Furthermore, weighting return on
investment above all else (and basing that calculation on flawed
data) seems to apply to even the vaunted NSA, despite their largely
hidden, but undoubtedly enormous, budget. The Snowden leaks would not
have been possible if NSA had deployed technologies that they
directly funded. Consider the case of root powers being controllable
by SELinux, whereas much of the leakage was seemingly made possible
by attacks against flawed Microsoft SharePoint configurations.
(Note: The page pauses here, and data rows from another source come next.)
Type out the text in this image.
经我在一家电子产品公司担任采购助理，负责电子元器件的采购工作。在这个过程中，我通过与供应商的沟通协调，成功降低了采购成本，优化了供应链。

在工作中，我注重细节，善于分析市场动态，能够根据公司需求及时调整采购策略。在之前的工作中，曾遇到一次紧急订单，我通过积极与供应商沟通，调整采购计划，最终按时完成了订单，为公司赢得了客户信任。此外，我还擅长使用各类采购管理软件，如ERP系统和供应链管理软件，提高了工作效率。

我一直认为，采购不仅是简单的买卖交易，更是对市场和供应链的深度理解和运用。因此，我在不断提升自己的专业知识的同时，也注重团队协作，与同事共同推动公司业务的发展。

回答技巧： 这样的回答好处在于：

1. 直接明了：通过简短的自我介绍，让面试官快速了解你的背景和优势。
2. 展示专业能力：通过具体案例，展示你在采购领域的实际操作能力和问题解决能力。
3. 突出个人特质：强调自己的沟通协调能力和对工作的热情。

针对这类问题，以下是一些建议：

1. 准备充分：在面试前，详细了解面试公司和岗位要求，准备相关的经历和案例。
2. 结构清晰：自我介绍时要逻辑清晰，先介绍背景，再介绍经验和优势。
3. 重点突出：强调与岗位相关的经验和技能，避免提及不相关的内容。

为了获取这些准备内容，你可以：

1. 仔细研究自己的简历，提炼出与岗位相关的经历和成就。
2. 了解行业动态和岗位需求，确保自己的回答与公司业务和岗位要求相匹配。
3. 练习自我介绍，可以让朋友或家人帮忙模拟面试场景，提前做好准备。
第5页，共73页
It seems clear to me that the majority
of people working in anything that touches security would be well
advised to be thinking about metrics, and assigning better numbers
during risk analysis than is commonly done today. Assuming risk
analysis is done at all; it is clearly not a sufficiently widespread
practice. Without that, ROI calculations will remain hopelessly in
error.
Furthermore, it seems likely that the
best prospects for improvement in the current abysmal state of
affairs would occur if this were done by the consumers of IT. Only
then can sufficient howling at the suppliers (whether open- or
closed-source), backed by real data, occur.